EU tells Google, make antitrust concessions within weeks, or face a fine
The three-year case could end soon
By Jennifer Baker | Published: 13:30, 15 January 2014
Europe's competition chief is running out of patience with Google's attempts to avoid an antitrust fine.
Speaking in Brussels on Wednesday, E.U. Competition Commissioner Joaquin Almunia said that the search giant has one more chance to make an offer and that he wanted more concessions from Google within weeks.
"I am waiting for the reaction from Google. Unfortunately after the second round of proposals, I am not satisfied -- we need more. And we need more, not in the next year, but in the next few weeks," he said.
Google has been under investigation by the European Commission since November 2010, after rivals accused the search giant of setting its algorithm to direct users to its own services by reducing the visibility of competing websites and services. It was also accused of content-scraping and imposing contractual restrictions that prevent advertisers from moving their online campaigns to rival search engines.
Rather than proceed directly to punitive action -- which could be up to 10 percent of Google's annual global revenue -- Almunia chose to try to work out a set of remedies under a so-called Article 9 procedure. This allows the company under investigation to present proposals to rectify possible violations. If these proposals are accepted by the Commission, they become legally binding.

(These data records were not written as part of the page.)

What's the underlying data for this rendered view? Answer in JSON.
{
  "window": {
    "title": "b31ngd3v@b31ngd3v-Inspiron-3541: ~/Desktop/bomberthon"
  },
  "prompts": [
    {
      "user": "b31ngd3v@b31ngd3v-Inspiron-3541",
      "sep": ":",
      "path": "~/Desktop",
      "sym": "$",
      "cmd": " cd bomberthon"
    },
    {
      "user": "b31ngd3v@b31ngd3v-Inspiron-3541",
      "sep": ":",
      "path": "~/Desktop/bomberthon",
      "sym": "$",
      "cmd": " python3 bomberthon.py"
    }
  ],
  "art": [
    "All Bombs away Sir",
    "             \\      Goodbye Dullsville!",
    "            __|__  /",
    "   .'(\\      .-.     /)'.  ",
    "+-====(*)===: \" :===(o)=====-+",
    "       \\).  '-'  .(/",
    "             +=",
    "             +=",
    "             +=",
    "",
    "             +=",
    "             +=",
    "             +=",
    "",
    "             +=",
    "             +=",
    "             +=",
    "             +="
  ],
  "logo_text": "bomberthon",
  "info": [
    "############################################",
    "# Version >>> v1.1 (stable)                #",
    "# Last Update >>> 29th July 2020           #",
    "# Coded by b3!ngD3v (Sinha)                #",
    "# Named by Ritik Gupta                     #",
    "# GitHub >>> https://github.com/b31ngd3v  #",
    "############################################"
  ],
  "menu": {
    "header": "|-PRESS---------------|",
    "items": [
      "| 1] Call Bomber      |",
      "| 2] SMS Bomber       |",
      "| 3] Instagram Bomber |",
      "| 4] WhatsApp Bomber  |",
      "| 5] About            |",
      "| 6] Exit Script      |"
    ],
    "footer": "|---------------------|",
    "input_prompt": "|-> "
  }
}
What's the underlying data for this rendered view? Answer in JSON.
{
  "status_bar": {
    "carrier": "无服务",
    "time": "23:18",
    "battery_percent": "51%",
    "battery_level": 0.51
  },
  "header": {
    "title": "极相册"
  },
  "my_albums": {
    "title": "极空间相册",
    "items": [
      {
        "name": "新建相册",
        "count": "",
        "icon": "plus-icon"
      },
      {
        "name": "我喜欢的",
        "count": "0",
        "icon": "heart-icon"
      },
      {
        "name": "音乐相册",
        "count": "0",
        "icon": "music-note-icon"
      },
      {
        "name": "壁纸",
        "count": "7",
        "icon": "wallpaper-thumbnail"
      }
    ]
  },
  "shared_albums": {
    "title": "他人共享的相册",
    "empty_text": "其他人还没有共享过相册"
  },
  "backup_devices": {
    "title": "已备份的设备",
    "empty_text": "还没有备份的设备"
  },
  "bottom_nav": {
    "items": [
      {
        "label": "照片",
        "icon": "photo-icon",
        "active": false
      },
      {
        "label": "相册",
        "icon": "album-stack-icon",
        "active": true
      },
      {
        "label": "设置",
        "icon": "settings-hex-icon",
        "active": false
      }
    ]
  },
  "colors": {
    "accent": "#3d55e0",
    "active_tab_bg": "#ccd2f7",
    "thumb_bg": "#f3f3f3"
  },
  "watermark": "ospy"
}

Google's first set of proposals were rejected last July and in October the Internet giant submitted revised proposals. Rivals and other interested parties were once again asked to review the proposals, and found them severely lacking.
Almunia said that he has taken criticism of Google's proposals very seriously and said that the negative feedback on the proposals was not just from complainants in the case. In his clearest signal yet that a fine may be in the offing, Almunia said on Wednesday, that if he doesn't get a satisfactory response from Google within weeks, then he would approach the case in a more "traditional" way.